Jim
Stabenau
Stabenau: Here
we are in the Grecian Urn Taverna on the Elysian slopes. Let us seek beauty and
truth in our discourse today. When Keats wrote the "Ode on a Grecian
Urn" he drew on deep memories, not tracts of certainty. This provides us
imagery where Truth and Beauty may be found. He believes the urn to be a friend
to man with much to tell us. Keats summarizes the drawing on the urn in poetic
rhetoric: “Beauty is Truth, Truth Beauty; that is all ye know on earth and all
ye need to know.”
Socrates: I’ve seen the urn but had not read the poem until Dr. Stabenau
handed it to me. Before I dazzle you with my famous “Socratic method,” allow me
to say that whereas the urn shows images as if each were in its own space and
time, the poet clearly takes the artist’s purpose to be to convey a single
concept: the idea of Beauty as Truth. Keats adds Truth as Beauty. Poetic truth
conveys the beauty of language. Truth and beauty are expressions of the two
halves of our consciousness. One half expresses our thoughts through rhetoric
and the other through imagination. Together they form the unity of truth and
beauty. Thus we have an eternal dialectic between Beauty and Truth. Cleopatra,
Clarissa, do you see this as true for you?
Cleopatra: Oh great thinker, I will
speak first because I am young and beautiful. When majestic Caesar came to my
kingdom I presented him youth and physical beauty. I felt no need for truth
because I am able to lie well and copiously. This did not impress the old man.
But he saw my potential and tutored me in seeking truth. He said that I should
value truth in others more than I value beauty in myself. Then I would become
truly a queen. Upon his return to Rome he would ask Mark Antony — strong, with
muscular round arms — to come to Egypt and be my lover. So I believe that if
you have beauty and guile you don't need the truth.
Stabenau (to himself): Perhaps her
left and right brain were trying to come together but didn’t make it.
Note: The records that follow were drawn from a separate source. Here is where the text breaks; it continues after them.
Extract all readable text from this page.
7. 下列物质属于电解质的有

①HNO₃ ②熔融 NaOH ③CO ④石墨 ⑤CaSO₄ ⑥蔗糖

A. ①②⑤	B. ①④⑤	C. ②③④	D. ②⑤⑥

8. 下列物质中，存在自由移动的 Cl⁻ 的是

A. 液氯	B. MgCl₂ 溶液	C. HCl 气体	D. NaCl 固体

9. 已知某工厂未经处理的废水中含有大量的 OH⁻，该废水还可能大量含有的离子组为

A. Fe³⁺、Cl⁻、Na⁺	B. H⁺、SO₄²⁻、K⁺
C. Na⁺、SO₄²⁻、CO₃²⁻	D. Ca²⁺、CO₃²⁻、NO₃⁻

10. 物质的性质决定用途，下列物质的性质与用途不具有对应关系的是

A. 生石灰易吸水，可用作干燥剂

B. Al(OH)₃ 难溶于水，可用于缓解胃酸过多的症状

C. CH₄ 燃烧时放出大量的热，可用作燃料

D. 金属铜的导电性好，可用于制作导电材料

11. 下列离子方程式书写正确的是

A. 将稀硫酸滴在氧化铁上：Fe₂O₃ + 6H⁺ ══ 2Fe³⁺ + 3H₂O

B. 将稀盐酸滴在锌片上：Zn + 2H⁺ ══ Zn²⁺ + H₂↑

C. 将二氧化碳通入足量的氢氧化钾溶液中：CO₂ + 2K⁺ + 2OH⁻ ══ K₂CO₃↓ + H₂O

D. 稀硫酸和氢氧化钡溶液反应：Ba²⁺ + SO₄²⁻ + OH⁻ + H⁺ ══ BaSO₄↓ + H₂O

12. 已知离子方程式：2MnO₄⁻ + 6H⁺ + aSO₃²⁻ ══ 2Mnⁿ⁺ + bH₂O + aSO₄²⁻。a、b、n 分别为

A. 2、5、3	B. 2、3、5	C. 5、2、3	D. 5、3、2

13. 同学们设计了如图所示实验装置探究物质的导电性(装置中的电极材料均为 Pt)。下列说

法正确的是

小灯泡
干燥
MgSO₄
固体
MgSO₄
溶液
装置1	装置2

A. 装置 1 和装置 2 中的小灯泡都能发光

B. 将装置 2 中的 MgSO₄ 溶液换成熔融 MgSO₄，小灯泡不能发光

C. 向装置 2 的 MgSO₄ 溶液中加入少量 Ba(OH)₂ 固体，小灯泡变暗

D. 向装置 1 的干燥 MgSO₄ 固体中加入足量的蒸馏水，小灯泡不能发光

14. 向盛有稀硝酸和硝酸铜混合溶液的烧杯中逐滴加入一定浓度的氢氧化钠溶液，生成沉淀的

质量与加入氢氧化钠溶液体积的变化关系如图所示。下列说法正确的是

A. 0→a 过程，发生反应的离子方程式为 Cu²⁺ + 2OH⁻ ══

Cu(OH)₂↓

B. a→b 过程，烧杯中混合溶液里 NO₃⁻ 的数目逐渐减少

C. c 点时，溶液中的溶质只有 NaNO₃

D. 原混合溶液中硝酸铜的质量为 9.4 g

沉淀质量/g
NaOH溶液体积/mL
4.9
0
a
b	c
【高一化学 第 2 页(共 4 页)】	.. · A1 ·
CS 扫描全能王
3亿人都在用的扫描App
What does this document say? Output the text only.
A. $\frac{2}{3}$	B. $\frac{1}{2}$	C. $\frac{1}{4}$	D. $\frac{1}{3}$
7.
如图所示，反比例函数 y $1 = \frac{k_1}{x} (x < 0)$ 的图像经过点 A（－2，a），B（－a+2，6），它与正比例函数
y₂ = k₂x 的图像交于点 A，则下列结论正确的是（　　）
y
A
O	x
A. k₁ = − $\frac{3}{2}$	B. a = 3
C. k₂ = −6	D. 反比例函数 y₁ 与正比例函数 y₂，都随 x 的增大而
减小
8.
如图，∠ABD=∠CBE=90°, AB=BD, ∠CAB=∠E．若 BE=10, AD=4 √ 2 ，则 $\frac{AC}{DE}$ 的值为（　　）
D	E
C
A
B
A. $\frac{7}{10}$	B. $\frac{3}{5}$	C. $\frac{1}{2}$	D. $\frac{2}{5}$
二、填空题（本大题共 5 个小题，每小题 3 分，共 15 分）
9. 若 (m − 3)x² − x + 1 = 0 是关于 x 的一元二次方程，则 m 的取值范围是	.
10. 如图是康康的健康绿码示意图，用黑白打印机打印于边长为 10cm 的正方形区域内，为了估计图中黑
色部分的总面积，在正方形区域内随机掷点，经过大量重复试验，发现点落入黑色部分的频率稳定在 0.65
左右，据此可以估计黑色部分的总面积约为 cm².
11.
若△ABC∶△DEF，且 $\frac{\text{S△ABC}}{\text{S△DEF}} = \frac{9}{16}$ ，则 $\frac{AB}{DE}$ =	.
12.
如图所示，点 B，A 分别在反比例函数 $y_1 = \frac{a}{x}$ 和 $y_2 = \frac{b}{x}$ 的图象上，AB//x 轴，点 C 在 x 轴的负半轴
Mrs. Dalloway (Clarissa): I too have
been young. Preparing for my recent party I had cause to ruminate upon my
romantic past, no pun intended. Get it? Romantic? I did not have your beauty,
Cleopatra, but I did have class. I knew passion with Peter and with Sally. But
I passed over them to marry Richard, solid and steady, a choice that followed
reason. Alas, that makes me simply Mrs. Dalloway. Virginia Woolf summed this up
on the last page of my story. “What does brain matter,” said Lady Rossiter,
getting up, “compared with the heart.” I
watch the old woman across the street prepare for bed and wonder if when I face
death I will ponder whether I have given away the truth and the beauty that
could have been mine with Peter or Sally.
Stabenau: Well said,
my friends. We struggle in a quest for beauty to have a meaningful life. Such a
life should be based upon truth with oneself and with others.
Socrates: Bartender,
one more round of drinks, but hold the hemlock.